The exhibit is organized chronologically, and so the first few pieces on display are from the early 20’s, around the time that King Tutankhamun’s tomb was discovered. The clothing reflects this fixation on Egypt and the ethnic east. Aluminum sunbursts are embroidered on a shift the colour of desert sand, and a sheer lilac dress has pyramids and palm trees extensively embroidered along the top and bottom hem.
“The 20’s were a time for women’s liberation of not only mind but also shape; they were fighting for the right to vote, and for being considered more for their intellect than their figures,” McCuaig explained.
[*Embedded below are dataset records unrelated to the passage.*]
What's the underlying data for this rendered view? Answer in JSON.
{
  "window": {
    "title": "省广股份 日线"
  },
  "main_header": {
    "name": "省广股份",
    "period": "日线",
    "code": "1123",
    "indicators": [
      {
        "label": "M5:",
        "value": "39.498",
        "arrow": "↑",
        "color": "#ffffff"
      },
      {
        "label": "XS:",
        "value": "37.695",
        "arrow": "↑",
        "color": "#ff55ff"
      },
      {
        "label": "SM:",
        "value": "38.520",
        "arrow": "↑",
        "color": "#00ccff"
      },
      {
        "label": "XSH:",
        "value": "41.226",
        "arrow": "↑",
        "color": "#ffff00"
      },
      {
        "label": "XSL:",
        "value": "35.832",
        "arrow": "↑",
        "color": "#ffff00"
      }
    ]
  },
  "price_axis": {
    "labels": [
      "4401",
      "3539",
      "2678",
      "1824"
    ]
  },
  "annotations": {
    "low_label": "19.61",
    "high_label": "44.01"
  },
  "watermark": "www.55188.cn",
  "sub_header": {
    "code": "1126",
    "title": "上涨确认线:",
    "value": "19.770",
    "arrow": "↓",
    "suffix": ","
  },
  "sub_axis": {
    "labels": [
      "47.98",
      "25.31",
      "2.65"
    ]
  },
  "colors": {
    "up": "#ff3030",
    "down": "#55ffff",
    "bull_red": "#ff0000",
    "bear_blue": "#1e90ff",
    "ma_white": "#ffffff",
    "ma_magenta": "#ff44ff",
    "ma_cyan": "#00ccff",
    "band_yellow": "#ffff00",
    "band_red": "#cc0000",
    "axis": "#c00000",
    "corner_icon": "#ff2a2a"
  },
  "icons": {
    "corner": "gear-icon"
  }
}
The shapes of the dresses are consistently drapey and almost childlike in their form, with an emphasis on surface design.
“A lot of the pieces are silk and chiffon, and the fabric itself is quite delicate. Reinforcements are needed because the beading is pulling the silk,” she says. The dresses that are up now will go back in boxes for 40 years so that they remain in good condition.
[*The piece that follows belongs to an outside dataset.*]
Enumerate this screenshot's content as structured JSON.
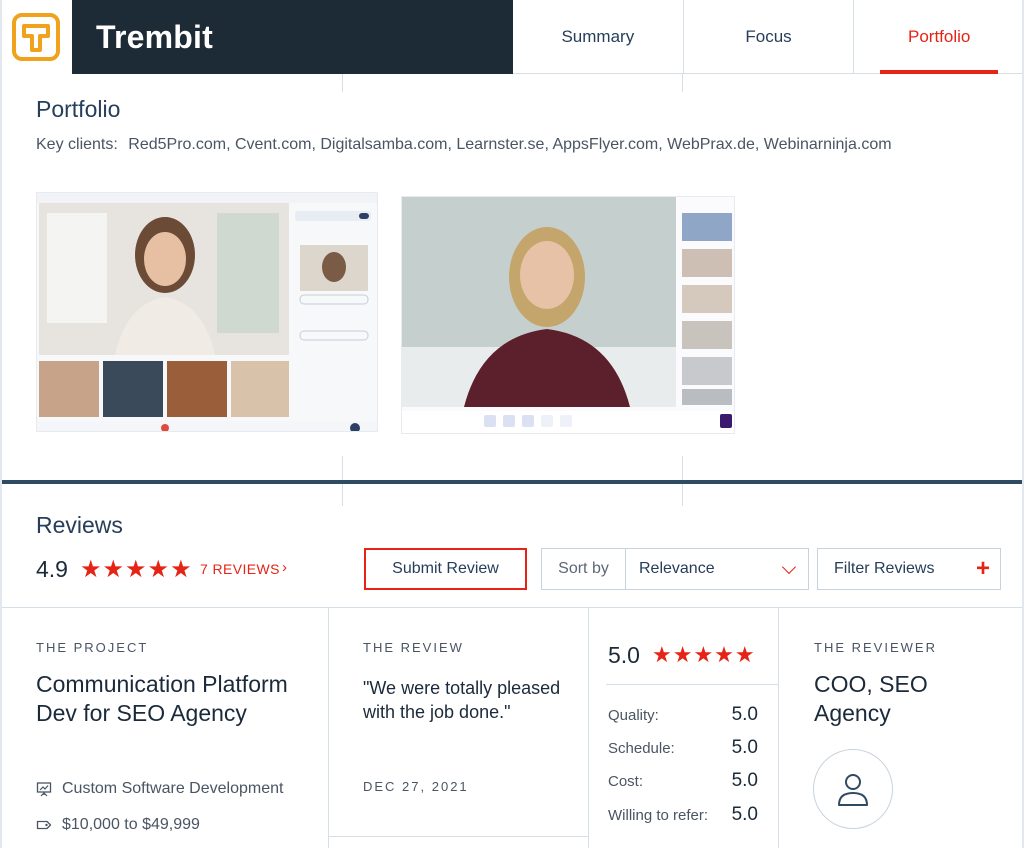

The straight shapes and geometric prints indicate the heavy influence of art deco on the styles of the era. Think the Chrysler building in New York City, or the German expressionist film Metropolis.
“When you actually come in and see [the garments], it’s almost shocking how different it is from what your preconceived notions of what the 20’s and 30’s garments look like; particularly the 30’s, because you just think of the Great Depression.”
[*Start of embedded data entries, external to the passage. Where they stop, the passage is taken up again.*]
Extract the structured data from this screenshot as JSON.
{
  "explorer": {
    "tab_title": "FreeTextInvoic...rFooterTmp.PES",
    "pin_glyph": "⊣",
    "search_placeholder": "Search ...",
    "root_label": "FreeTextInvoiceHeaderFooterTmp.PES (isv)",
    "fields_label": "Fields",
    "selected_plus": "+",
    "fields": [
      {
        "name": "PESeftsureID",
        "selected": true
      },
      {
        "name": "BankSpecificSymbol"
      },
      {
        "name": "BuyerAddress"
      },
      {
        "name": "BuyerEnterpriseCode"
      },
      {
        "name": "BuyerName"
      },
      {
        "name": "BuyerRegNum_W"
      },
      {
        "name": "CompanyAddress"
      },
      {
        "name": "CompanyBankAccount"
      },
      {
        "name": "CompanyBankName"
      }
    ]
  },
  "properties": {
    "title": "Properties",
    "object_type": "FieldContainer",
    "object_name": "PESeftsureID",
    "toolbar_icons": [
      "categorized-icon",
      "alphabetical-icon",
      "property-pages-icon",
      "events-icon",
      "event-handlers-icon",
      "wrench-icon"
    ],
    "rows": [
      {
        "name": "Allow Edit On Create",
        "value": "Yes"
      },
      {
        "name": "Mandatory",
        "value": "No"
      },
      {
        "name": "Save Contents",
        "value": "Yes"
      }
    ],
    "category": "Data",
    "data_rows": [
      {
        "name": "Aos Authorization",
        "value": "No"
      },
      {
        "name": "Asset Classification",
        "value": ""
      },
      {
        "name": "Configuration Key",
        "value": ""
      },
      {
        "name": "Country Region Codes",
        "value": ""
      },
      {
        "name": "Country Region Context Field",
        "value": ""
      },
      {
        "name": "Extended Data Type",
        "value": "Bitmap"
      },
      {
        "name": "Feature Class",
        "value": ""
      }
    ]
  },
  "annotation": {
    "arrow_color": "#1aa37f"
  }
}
After ogling a valuable black Chanel dress enclosed in a display case, we move into the garments from the 30’s. A jewel case of accessories displays leather oxfords, hats with tiny brims, a clutch shaped like a Volkswagon Beetle, and a small, headless velvet teddy bear, which is actually a perfume bottle.
With the 30’s, the emphasizing of shape is fashionable again, the waist came back up and in. There is a focus on more cut outs in the actual form itself, rather than surface design. A lot of dresses have intricately detailed and open backs, so they are the focus when dancing with a partner.
The drastic change in design from the 20’s can be explained by the fact that fashion is an industry: by changing what is fashionable, designers are able to continue to sell new pieces. Naturally, the grim economic state was also a contributor to the drastic change: modesty was valued, and liberation movements put on hold.
Perhaps one of the most interesting things about the exhibit is the sense of nostalgia one gets from the garments. Much of the art deco details are making their way back into designs today; one piece, a short cream flapper dress, could be worn to a cocktail party. Some of the pieces are transferable from the 30’s to the context of the 80’s: the angular shoulders, kitschy pins, and black and white leather gloves.
“If you take it out of the 80’s context and into the 30’s context, then it’s glamorous. It makes sense in a totally different way. Maybe men with big hair and tight pants will come back,” she laughs.
On the opening evening of the exhibit, I chat with an elderly woman glamorously dressed in clothing from the era.
“People just don’t dress like this anymore. Any chance I get to recreate it, I take it.”
This is Golden Age Thinking at its finest. Nostalgia rules the fashion world; trends are repeated decades later, and styles reflect the shifting ideals of the people in the clothes.